The number of reads sequenced and mapped was determined for each sample using SAMtools v1.17 (Danecek et al, 2021) with the “-F 2308” filter applied to BAM files. The SeqKit v2.0.0 (Shen et al, 2016) “stats” tool was used to calculate the N50, bases sequenced, and bases mapped. For more accurate values, regions that were “soft-clipped” during mapping were removed with JVarkit (https://figshare.com/articles/journal_contribution/JVarkit_java_based_utilities_for_Bioinformatics/1425030), and the BAM file was converted to FASTQ format with “samtools fastq.” To determine reads mapped to rRNA, GFF files for each organism were filtered to include only rRNA regions. The BEDOPS suite “gff2bed” tool was used to create a BED file from the filtered GFF file, and rRNA reads were pulled from the BAM file after mapping to the reference genome with SAMtools view, using the “-L” option and the BED file containing rRNA regions.
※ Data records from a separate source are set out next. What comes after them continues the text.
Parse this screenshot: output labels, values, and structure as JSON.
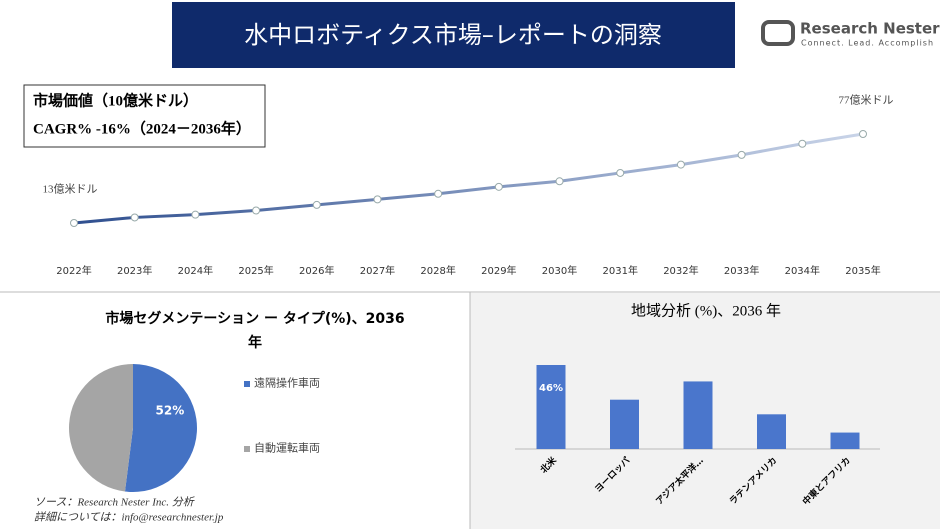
{
  "header": {
    "title": "水中ロボティクス市場–レポートの洞察",
    "logo_name": "Research Nester",
    "logo_tagline": "Connect. Lead. Accomplish"
  },
  "info_box": {
    "line1": "市場価値（10億米ドル）",
    "line2": "CAGR% -16%（2024－2036年）"
  },
  "chart_data": [
    {
      "type": "line",
      "color_start": "#2f4f8f",
      "color_end": "#c9d4e8",
      "categories": [
        "2022年",
        "2023年",
        "2024年",
        "2025年",
        "2026年",
        "2027年",
        "2028年",
        "2029年",
        "2030年",
        "2031年",
        "2032年",
        "2033年",
        "2034年",
        "2035年"
      ],
      "values": [
        13,
        17,
        19,
        22,
        26,
        30,
        34,
        39,
        43,
        49,
        55,
        62,
        70,
        77
      ],
      "value_labels": [
        "13億米ドル",
        null,
        null,
        null,
        null,
        null,
        null,
        null,
        null,
        null,
        null,
        null,
        null,
        "77億米ドル"
      ]
    },
    {
      "type": "pie",
      "title": "市場セグメンテーション ー タイプ(%)、2036年",
      "categories": [
        "遠隔操作車両",
        "自動運転車両"
      ],
      "values": [
        52,
        48
      ],
      "value_labels": [
        "52%",
        null
      ],
      "colors": [
        "#4472c4",
        "#a5a5a5"
      ]
    },
    {
      "type": "bar",
      "title": "地域分析 (%)、2036 年",
      "color": "#4a76cc",
      "categories": [
        "北米",
        "ヨーロッパ",
        "アジア太平洋…",
        "ラテンアメリカ",
        "中東とアフリカ"
      ],
      "values": [
        46,
        27,
        37,
        19,
        9
      ],
      "value_labels": [
        "46%",
        null,
        null,
        null,
        null
      ]
    }
  ],
  "footer": {
    "source": "ソース：Research Nester Inc. 分析",
    "contact": "詳細については：info@researchnester.jp"
  }
}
RNA modification detection and motif discovery

m⁵C RNA modifications were detected using the Tombo Alternative Model. Multi-read fast5 files were converted to single-read fast5 files using ONT fast5 API software and reannotated with Tombo preprocess annotate_raw_with_fastqs. The raw signal was then assigned to each base using Tombo resquiggle with the --rna option, and modified bases were detected with Tombo detect_modifications alternative_model.

Motif discovery

Using Tombo, the 10-nt regions surrounding each of the top 1,000 modified cytosines were obtained with the “tombo text_output signif_sequence_context” tool with options “--num-regions 1,000 and --num-bases 10” specified. The output was a FASTA file of the 1,000 regions, and this was analyzed with MEME suite v5.5.1 (Bailey et al, 2015) using the following options: five motifs, 0-order model, min width = 3, max width = 6, and search given strand only. Results were plotted with R v4.0.3.

LC-MS/MS

SINV IVT RNA (650 ng) was digested overnight to single nucleosides using Nucleoside Digestion Mix (NEB). LC-MS/MS analysis was performed by injecting digested RNA on Agilent 1290 Infinity II UHPLC equipped with a G7117A diode array detector and a 6495C triple quadrupole mass detector operating in the positive electrospray ionization mode (+ESI). UHPLC was carried out on a Waters XSelect HSS T3 XP column (2.1 × 100 mm, 2.5 μm) with a gradient mobile phase consisting of methanol and 10 mM aqueous ammonium acetate (pH 4.5). MS data acquisition was performed in the dynamic multiple reaction monitoring mode. Each nucleoside was identified in the extracted chromatogram associated with its specific MS/MS transition: rC [M+H]+ at m/z 244.1→112.1, rU [M+H]+ at m/z 245.1→113, rG [M+H]+ at m/z 284.1→152.1, rA [M+H]+ at m/z 268.1→136.1, Ψ [M+H]+ at m/z 245.1→209, m⁵C [M+H]+ at m/z 258.1→126.1, and m⁶A [M+H]+ at m/z 282.1→150.1. External calibration curves with known amounts of the nucleosides were used to calculate their ratios within the sample.